Pembubaran FPI: “Memperkosa” Kemerdekaan Berserikat dan Berkumpul! (1)

Pembubaran FPI yang diumumkan Menko Polhukam Mahfud MD pada Rabu, 30 Desember 2020, sama halnya saat Menko Polhukam dijabat Wiranto ketika membubarkan Hizbut Tahrir Indonesia (HTI) pada Senin, 8 Mei 2017.

HTI merupakan badan hukum yang tercatat di Kemenkum HAM sejak 2 Juli 2014. Setdaknya, ada tiga alasan yang disampaikan pemerintah untuk menindak HTI.

Yakni: Pertama, HTI tidak melaksanakan peran positif untuk mengambil bagian dalam proses pembangunan guna mencapai tujuan nasional. Kedua, kegiatan HTI terindikasi kuat telah bertentangan dengan Pancasila dan UUD 1945.

Ketiga, aktivitasnya menimbulkan benturan di masyarakat yang dapat mengancam keamanan dan ketertiban masyarakat, serta membahayakan keutuhan NKRI.

Upaya pemerintah mengambil langkah hukum membubarkan HTI dengan alasan indikasi HTI bertentangan dengan UUD 1945 menjadi kontradiktif terhadap jaminan perlindungan HAM dalam UUD 1945: Pasal 28 UUD 1945 jo Pasal 28 E UUD 1945 ayat (3).

“Kemerdekaan berserikat dan berkumpul, mengeluarkan pikiran dengan lisan dan tulisan dan sebagainya ditetapkan dengan undang-undang”. Dan: “Setiap orang berhak atas kebebasan berserikat, berkumpul, dan mengeluarkan pendapat”.

Pembubaran FPI ditandatangani 6 pejabat tinggi negara, yaitu: Mendagri Tito Karnavian, Menkum HAM Yasonna H. Laoly, Menkominfo Johnny G. Plate, Jaksa Agung Burhanuddin, Kapolri Jenderal Polisi Idham Azis, Kepala BPPT Boy Rafli Amar.

Isu rencana pembubaran FPI itu sudah mencuat sejak medio 2019. Saat itu di medsos terjadi perang tagar #BubarkanFPI versus #SaveFPI yang menandai adanya dua faksi di masyarakat yang terlibat friksi akut.

Satu faksi gencar mendorong Presiden Joko Widodo untuk membubarkan Ormas Islam FPI. Satu faksilain menjadi simpatisan FPI dan bersikeras untuk menjaga eksistensi Ormas Islam ini agar terus menjalankan peran sosialnya di negeri ini sepanjang republik ini masih ada.

Menurut Sugito Atmo Pawiro, seorang kuasa hukum Habieb Rizieq Shihab, pemerintahan Presiden Jokowi tidak sulit untuk membubarkan ormas semacam FPI tersebut.
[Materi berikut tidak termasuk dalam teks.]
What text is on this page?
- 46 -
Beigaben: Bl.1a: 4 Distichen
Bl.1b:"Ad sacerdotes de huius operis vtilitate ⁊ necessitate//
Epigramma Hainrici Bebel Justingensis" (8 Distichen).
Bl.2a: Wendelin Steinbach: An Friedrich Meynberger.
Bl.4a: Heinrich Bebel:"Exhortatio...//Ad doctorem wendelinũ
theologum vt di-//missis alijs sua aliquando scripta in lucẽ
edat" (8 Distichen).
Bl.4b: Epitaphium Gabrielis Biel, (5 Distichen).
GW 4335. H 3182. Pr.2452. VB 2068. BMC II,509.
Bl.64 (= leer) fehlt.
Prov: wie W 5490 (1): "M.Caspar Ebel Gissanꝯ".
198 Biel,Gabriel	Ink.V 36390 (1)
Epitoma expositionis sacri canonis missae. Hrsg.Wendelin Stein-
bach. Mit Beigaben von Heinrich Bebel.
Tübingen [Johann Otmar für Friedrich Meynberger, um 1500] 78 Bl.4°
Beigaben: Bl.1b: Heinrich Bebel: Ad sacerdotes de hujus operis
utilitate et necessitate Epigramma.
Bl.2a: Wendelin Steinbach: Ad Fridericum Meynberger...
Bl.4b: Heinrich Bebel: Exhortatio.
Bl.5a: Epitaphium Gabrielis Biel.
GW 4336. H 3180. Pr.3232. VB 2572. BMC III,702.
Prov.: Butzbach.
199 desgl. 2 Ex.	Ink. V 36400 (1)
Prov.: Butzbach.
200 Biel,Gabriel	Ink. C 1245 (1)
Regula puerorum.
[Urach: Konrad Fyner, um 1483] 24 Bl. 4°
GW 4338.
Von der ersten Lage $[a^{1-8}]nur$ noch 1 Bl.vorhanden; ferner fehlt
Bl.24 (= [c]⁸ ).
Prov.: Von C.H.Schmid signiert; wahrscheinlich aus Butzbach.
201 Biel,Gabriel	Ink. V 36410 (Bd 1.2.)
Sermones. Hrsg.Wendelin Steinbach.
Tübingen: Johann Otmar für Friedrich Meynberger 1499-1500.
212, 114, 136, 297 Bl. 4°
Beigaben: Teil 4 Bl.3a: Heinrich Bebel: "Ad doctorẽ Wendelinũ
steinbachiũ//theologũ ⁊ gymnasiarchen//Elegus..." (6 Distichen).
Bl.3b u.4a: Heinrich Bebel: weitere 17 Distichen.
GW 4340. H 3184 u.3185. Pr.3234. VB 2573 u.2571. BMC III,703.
Habib Rizieq Shihab adalah pendiri FPI semasa Wiranto menjadi Panglima ABRI.

Dengan Perppu Nomor 2/2017 tentang perubahan atas UU Nomor 17/2013 tentang Ormas yang telah ditetapkan menjadi UU Nomor 16/2017, membuka peluang bagi pemerintah untuk membubarkan ormas tanpa melalui proses pengadilan.

Pembubaran bisa dimaknai bahwa Kementerian Dalam Negeri mencabut Surat Keterangan Terdaftar dan Kementerian Hukum dan HAM mencabut atau membekukan badan hukum Ormas tanpa proses peradilan sebagaimana dimaksud UU Nomor 16 Tahun 2017.

Untuk sampai kepada level beleid ini, harus bisa dibuktikan lebih dahulu bahwa Ormas ini memiliki ideologi selain Pancasila dan terbukti mengganggu ketertiban umum dan keamanan negara.

Sugito mengungkapkan bahwa fakta yang sebenarnya terjadi adalah Izin ormas FPI terdaftar dalam SKT 01-00-00/010/D.III.4/VI/2014 dan sudah habis masa berlakunya pada Kamis, 20 Juni 2019.

Mendagri Tjahjo Kumolo saat itu sebenarnya masih menunggu persyaratan tertentu yang dilengkapi FPI sebagai syarat perpanjangan izin. Tapi, Presiden Jokowi menyatakan, kemungkinan pemerintah untuk tak memperpanjang izin FPI sebagai Ormas.